There's a peculiar ritual we perform every time a radical gets elected, where we scramble to "uncover" what they really believe, as if we've stumbled on some smoking gun that will finally open voters' eyes to the truth. The latest case is Zohran Kwame Mamdani, a New York assemblyman and trust fund child whose social media reads like a communist manifesto.
Why? Because it basically is. He paraphrases Karl Marx — unironically — while defending pro-jihadist groups and echoing anti-American, anti-Israel, anti-Western drivel you'd expect to find in a fringe online forum moderated by people who think Osama bin Laden was misunderstood, with added posts like the obligatory middle-finger photograph to a statue of Christopher Columbus, calls to defund the police, and demands to seize the businesses and properties of the wealthy.
By wealthy, Mamdani presumably means people slightly richer than his filmmaker mommy and Columbia University professor daddy.
So, after Mamdani won New York City's mayoral primary race, the confused among us naturally rushed to dig up receipts. "Look at this!" they said, pointing to Mamdani praising literal terrorism as resistance. "Look at that!" they shouted, as if a Marx quote is some kind of gotcha. And while, yes, we should always expose extremism, I have a much more terrifying — and unfortunately, more accurate — theory: This wasn't a secret. Voters aren't going to have their eyes opened up to some unknown truth. They already knew, and they voted for him anyway.
This is the part most people can't wrap their heads around. On both sides of the aisle, the assumption is always that voters have been tricked, and if they can only be helped to discover the truth, they will immediately vote for the "right" candidate. But what if they haven't been fooled at all? What if they see Mamdani's antisemitic, anti-American, pro-jihadist views not as a disqualifier, but as a selling point?
What if this isn't a bug, but a feature?
Let's be honest: New York City isn't some middle-of-the-road swing district that accidentally elected a radical. This is a place where people protest in support of Hamas after a massacre, and where "Death to America" has become commonplace. Mamdani's key demographic includes those who are proudly, vocally anti-Israel, and increasingly hostile to the very values that define the West — free speech, individual liberty and capitalism — and he represents them perfectly.
And yet both conservatives and moderate Democrats are somehow shocked when someone like Mamdani gets elected. "But look at what he said in 2020!" they'll cry. OK, but he said it in public, all while waving a red flag (literally and ideologically) for years. And still, his constituents pulled the lever for him. So what's more likely?

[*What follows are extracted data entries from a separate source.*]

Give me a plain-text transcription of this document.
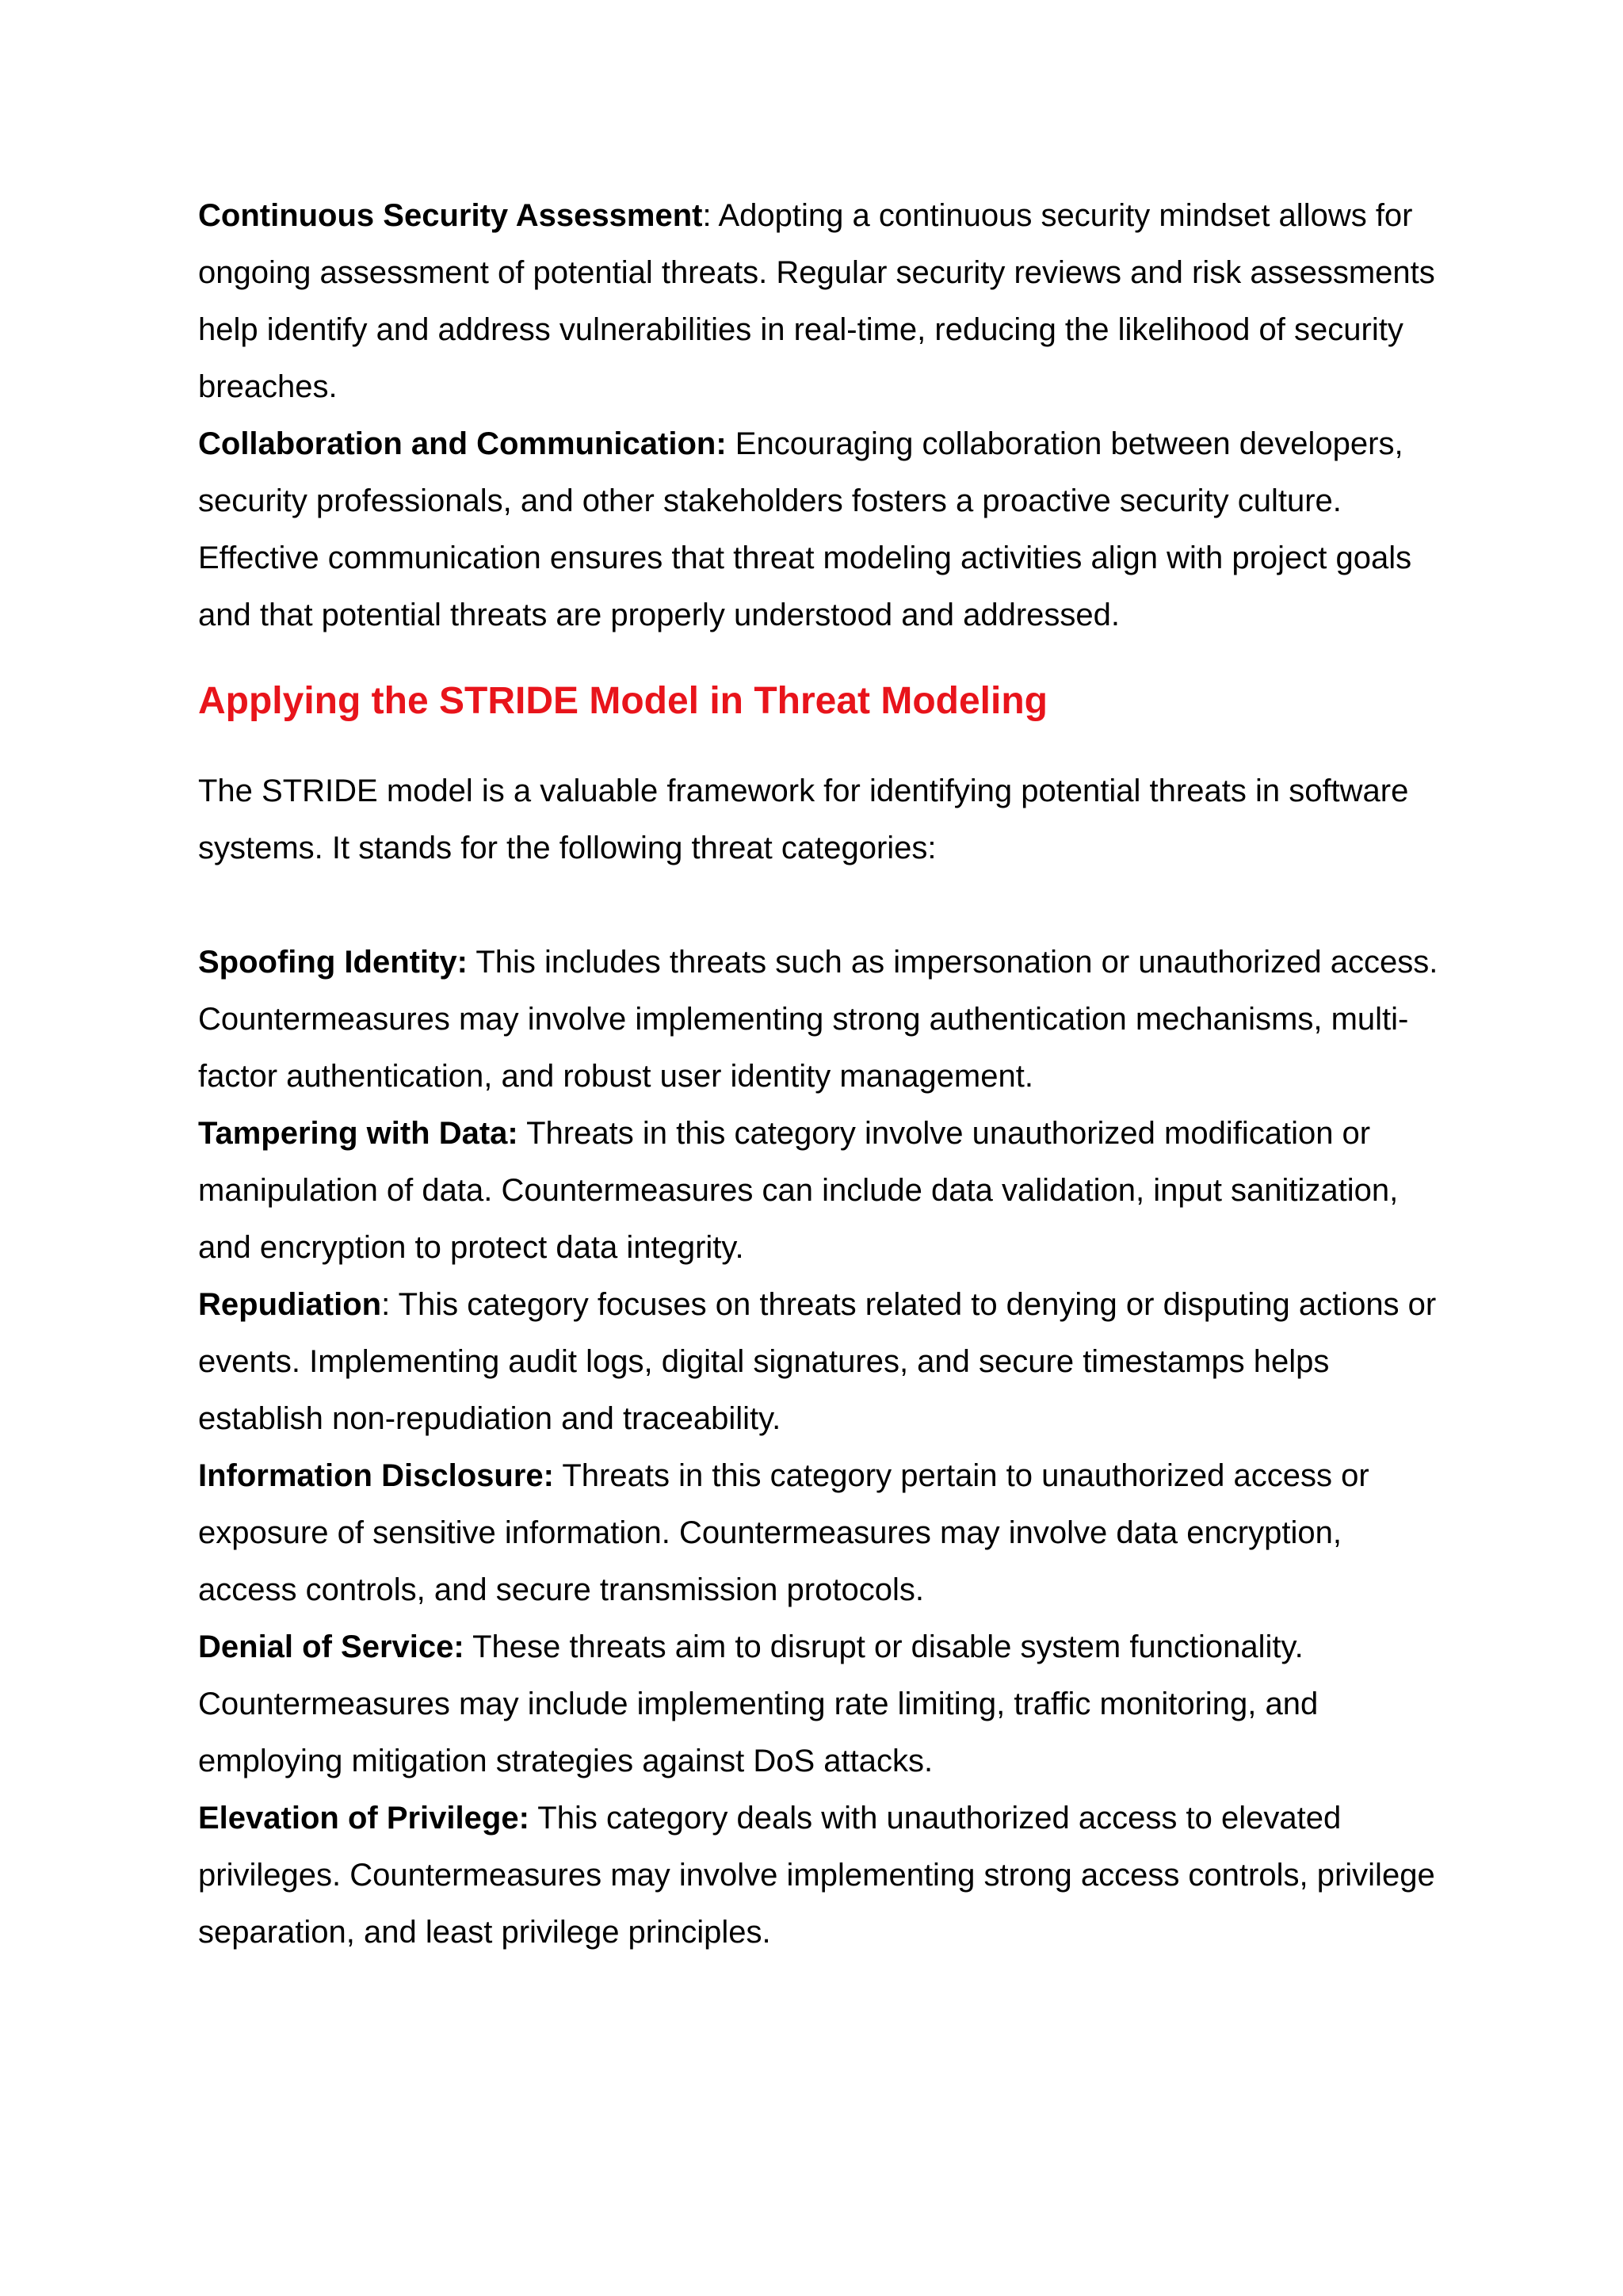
Continuous Security Assessment: Adopting a continuous security mindset allows for ongoing assessment of potential threats. Regular security reviews and risk assessments help identify and address vulnerabilities in real-time, reducing the likelihood of security breaches.
Collaboration and Communication: Encouraging collaboration between developers, security professionals, and other stakeholders fosters a proactive security culture. Effective communication ensures that threat modeling activities align with project goals and that potential threats are properly understood and addressed.
Applying the STRIDE Model in Threat Modeling

The STRIDE model is a valuable framework for identifying potential threats in software systems. It stands for the following threat categories:

Spoofing Identity: This includes threats such as impersonation or unauthorized access. Countermeasures may involve implementing strong authentication mechanisms, multi-factor authentication, and robust user identity management.
Tampering with Data: Threats in this category involve unauthorized modification or manipulation of data. Countermeasures can include data validation, input sanitization, and encryption to protect data integrity.
Repudiation: This category focuses on threats related to denying or disputing actions or events. Implementing audit logs, digital signatures, and secure timestamps helps establish non-repudiation and traceability.
Information Disclosure: Threats in this category pertain to unauthorized access or exposure of sensitive information. Countermeasures may involve data encryption, access controls, and secure transmission protocols.
Denial of Service: These threats aim to disrupt or disable system functionality. Countermeasures may include implementing rate limiting, traffic monitoring, and employing mitigation strategies against DoS attacks.
Elevation of Privilege: This category deals with unauthorized access to elevated privileges. Countermeasures may involve implementing strong access controls, privilege separation, and least privilege principles.
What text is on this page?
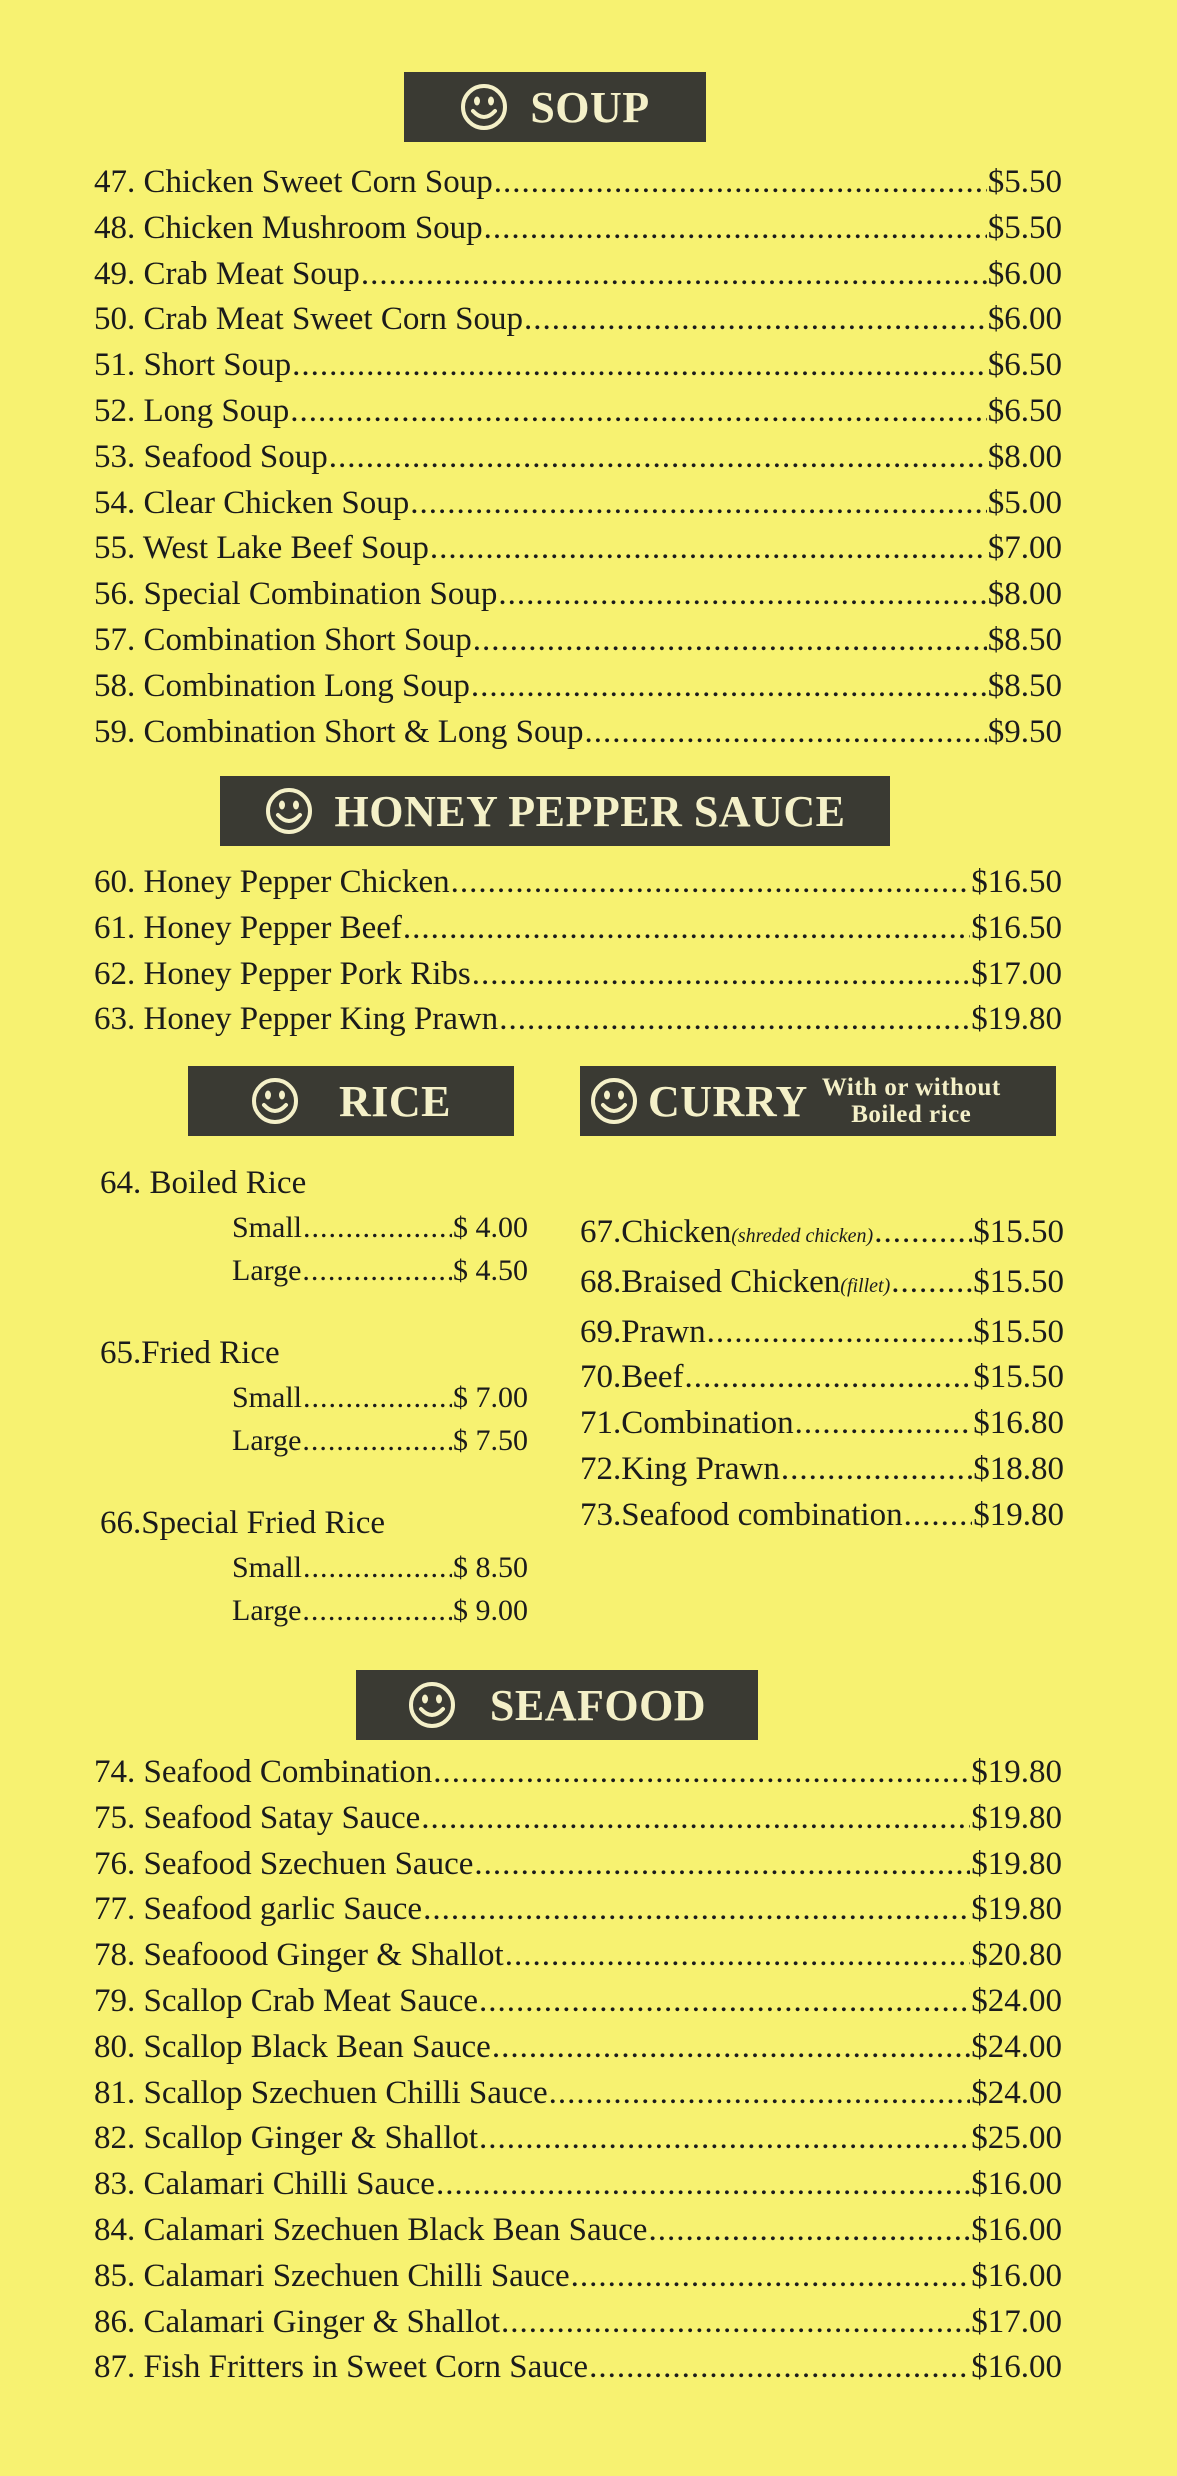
SOUP
47. Chicken Sweet Corn Soup .....	$5.50
48. Chicken Mushroom Soup .....	$5.50
49. Crab Meat Soup .....	$6.00
50. Crab Meat Sweet Corn Soup .....	$6.00
51. Short Soup .....	$6.50
52. Long Soup .....	$6.50
53. Seafood Soup .....	$8.00
54. Clear Chicken Soup .....	$5.00
55. West Lake Beef Soup .....	$7.00
56. Special Combination Soup .....	$8.00
57. Combination Short Soup .....	$8.50
58. Combination Long Soup .....	$8.50
59. Combination Short & Long Soup .....	$9.50
HONEY PEPPER SAUCE
60. Honey Pepper Chicken .....	$16.50
61. Honey Pepper Beef .....	$16.50
62. Honey Pepper Pork Ribs .....	$17.00
63. Honey Pepper King Prawn .....	$19.80
RICE
64. Boiled Rice
Small .....	$ 4.00
Large .....	$ 4.50
65.Fried Rice
Small .....	$ 7.00
Large .....	$ 7.50
66.Special Fried Rice
Small .....	$ 8.50
Large .....	$ 9.00
CURRY With or without
Boiled rice
67.Chicken (shreded chicken) .....	$15.50
68.Braised Chicken (fillet) .....	$15.50
69.Prawn .....	$15.50
70.Beef .....	$15.50
71.Combination .....	$16.80
72.King Prawn .....	$18.80
73.Seafood combination ..... $19.80
SEAFOOD
74. Seafood Combination .....	$19.80
75. Seafood Satay Sauce .....	$19.80
76. Seafood Szechuen Sauce .....	$19.80
77. Seafood garlic Sauce .....	$19.80
78. Seafoood Ginger & Shallot .....	$20.80
79. Scallop Crab Meat Sauce .....	$24.00
80. Scallop Black Bean Sauce .....	$24.00
81. Scallop Szechuen Chilli Sauce .....	$24.00
82. Scallop Ginger & Shallot .....	$25.00
83. Calamari Chilli Sauce .....	$16.00
84. Calamari Szechuen Black Bean Sauce .....	$16.00
85. Calamari Szechuen Chilli Sauce .....	$16.00
86. Calamari Ginger & Shallot .....	$17.00
87. Fish Fritters in Sweet Corn Sauce .....	$16.00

That they didn't notice — or that they agree?
We're in an era where apologizing for Western civilization is trendy and romanticizing violent anti-colonialism is intellectually fashionable. Where students cheer on terrorists and academics pretend Hamas is a bunch of raping, pillaging, burning, torturing and murdering freedom fighters. Mamdani isn't some outlier. He's the face of a growing political movement that hates America, hates Israel and sees the West not as a beacon of freedom, but as an empire to be torn down.
Mamdani is nothing but a symptom. This isn't about one man. It's about a culture. A movement. A terrifying political reality where radicalism isn't something to hide; it's something to celebrate. Stop pretending voters didn't see the truth. The truth was on the ballot. And they chose it.